Sunglasses at Night (Claws Clause 3)
Adam did.
It was supposed to act as motivation. Look at the blade, remember that his only goal in life—well, death now—was to retaliate against the vamp who started the turning. Julian was already gone, but his right-hand vamp? Rafe Silverson might not have meant to finish what Julian began, but by tearing Adam’s throat out as he sneered, “A life for a life,” he assured that Adam would never be human again.
By stealing Julian’s knife from evidence before he quit his job as a Grayson PD corporal, Adam assured that, when he finally got his hands on Rafe again, he’d achieve his utmost revenge by at least getting one meaningful slice in before he switched over to his trusty machete.
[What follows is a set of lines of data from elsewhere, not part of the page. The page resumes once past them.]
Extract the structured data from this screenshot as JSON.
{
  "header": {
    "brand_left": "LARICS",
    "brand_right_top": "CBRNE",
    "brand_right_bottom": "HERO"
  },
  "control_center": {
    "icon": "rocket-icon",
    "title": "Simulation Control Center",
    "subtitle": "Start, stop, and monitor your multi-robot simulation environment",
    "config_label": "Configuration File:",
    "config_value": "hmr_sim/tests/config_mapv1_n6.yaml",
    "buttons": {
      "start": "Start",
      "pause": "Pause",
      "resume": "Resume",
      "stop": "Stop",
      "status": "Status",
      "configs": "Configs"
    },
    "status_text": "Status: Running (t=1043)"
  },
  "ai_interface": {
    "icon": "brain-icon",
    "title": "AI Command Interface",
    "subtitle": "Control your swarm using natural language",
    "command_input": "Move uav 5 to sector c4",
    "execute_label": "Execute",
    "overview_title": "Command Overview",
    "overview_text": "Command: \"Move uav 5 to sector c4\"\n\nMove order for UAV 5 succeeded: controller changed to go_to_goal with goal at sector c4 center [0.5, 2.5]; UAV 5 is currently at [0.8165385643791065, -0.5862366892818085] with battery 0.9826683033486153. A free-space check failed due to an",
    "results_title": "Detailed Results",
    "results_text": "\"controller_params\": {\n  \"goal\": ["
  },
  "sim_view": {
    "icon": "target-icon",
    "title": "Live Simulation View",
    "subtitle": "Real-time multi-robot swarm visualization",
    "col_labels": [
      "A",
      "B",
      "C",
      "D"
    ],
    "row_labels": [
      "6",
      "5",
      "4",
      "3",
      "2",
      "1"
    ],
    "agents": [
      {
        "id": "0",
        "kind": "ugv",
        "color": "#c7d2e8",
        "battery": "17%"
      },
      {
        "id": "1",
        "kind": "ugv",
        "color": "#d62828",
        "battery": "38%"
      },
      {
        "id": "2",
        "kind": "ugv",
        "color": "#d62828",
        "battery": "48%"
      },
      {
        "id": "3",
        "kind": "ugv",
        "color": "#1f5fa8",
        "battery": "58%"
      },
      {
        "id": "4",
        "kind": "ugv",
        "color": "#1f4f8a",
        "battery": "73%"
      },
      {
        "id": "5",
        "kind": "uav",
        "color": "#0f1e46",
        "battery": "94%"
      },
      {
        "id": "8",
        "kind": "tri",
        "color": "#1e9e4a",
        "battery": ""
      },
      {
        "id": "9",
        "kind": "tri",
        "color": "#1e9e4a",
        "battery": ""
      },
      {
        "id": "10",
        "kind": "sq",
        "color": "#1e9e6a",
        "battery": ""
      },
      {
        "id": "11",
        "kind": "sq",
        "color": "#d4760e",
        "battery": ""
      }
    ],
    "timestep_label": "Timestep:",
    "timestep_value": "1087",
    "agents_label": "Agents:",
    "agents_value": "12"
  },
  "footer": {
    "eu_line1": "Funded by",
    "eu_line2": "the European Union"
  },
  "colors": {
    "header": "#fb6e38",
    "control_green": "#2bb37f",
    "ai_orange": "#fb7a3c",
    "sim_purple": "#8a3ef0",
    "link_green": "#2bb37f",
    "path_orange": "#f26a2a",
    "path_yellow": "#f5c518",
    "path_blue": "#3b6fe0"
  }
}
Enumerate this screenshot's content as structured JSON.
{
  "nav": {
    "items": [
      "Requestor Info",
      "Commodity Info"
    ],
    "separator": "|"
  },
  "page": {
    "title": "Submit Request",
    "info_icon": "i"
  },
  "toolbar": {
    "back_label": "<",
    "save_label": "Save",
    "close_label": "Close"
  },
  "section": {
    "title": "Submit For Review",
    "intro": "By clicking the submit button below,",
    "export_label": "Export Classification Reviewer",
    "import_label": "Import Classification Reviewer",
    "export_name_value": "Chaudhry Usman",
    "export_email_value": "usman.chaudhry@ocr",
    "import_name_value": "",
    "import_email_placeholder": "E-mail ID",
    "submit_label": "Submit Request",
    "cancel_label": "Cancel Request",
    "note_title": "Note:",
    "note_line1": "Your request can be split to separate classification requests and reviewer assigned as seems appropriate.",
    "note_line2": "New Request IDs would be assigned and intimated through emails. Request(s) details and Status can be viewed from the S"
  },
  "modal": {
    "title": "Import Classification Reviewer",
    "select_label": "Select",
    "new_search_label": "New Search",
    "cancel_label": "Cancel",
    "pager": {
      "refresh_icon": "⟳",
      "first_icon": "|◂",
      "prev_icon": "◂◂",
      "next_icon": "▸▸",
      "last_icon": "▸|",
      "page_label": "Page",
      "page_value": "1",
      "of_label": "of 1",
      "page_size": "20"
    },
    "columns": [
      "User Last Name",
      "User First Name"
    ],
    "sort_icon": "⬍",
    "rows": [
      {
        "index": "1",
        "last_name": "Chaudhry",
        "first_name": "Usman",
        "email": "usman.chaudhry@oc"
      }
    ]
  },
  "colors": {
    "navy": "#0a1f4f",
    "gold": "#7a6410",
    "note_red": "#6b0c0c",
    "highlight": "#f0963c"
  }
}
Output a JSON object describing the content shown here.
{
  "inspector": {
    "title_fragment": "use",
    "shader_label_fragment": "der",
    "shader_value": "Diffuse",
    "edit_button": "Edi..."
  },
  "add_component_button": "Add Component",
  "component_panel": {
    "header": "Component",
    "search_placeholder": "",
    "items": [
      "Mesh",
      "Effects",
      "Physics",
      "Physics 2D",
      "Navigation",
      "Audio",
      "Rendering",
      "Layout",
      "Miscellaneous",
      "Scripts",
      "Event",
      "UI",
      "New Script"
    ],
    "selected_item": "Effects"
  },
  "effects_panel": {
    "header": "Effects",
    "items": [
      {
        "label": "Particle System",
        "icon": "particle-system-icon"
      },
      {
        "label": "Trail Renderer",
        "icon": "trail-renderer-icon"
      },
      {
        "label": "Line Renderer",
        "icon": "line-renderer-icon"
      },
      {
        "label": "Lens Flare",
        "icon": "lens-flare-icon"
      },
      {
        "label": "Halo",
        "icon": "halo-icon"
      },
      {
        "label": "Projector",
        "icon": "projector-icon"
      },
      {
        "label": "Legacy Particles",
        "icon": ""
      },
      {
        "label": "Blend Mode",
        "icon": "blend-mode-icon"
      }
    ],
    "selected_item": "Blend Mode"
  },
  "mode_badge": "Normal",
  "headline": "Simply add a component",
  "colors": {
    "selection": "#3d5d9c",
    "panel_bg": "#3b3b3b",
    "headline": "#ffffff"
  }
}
Of course, when he accidentally discovered the true magic inherent to Julian’s knife, everything changed. He still wanted nothing more than to track down Rafe and make him pay for ruining his life. But with the enchanted dagger pointing out whether a person was a Para or not, as well as helping him gauge the danger level, a whole new world opened up to him while he continued his search for the bastard corpse.
He was forced into this new existence. For months now, he struggled with being a paranormal when, his whole life, he was convinced that being a human was way better. Deep down, Adam knew he couldn’t live like this forever; so long as they kept their heads and stayed out of the sunlight, Nightwalkers were basically immortal so when he said forever, he meant it. Nope. He refused to think he was stuck like this. As soon as he got his revenge on Rafe, he had every intention of strolling outside in the daylight and letting the sun take him.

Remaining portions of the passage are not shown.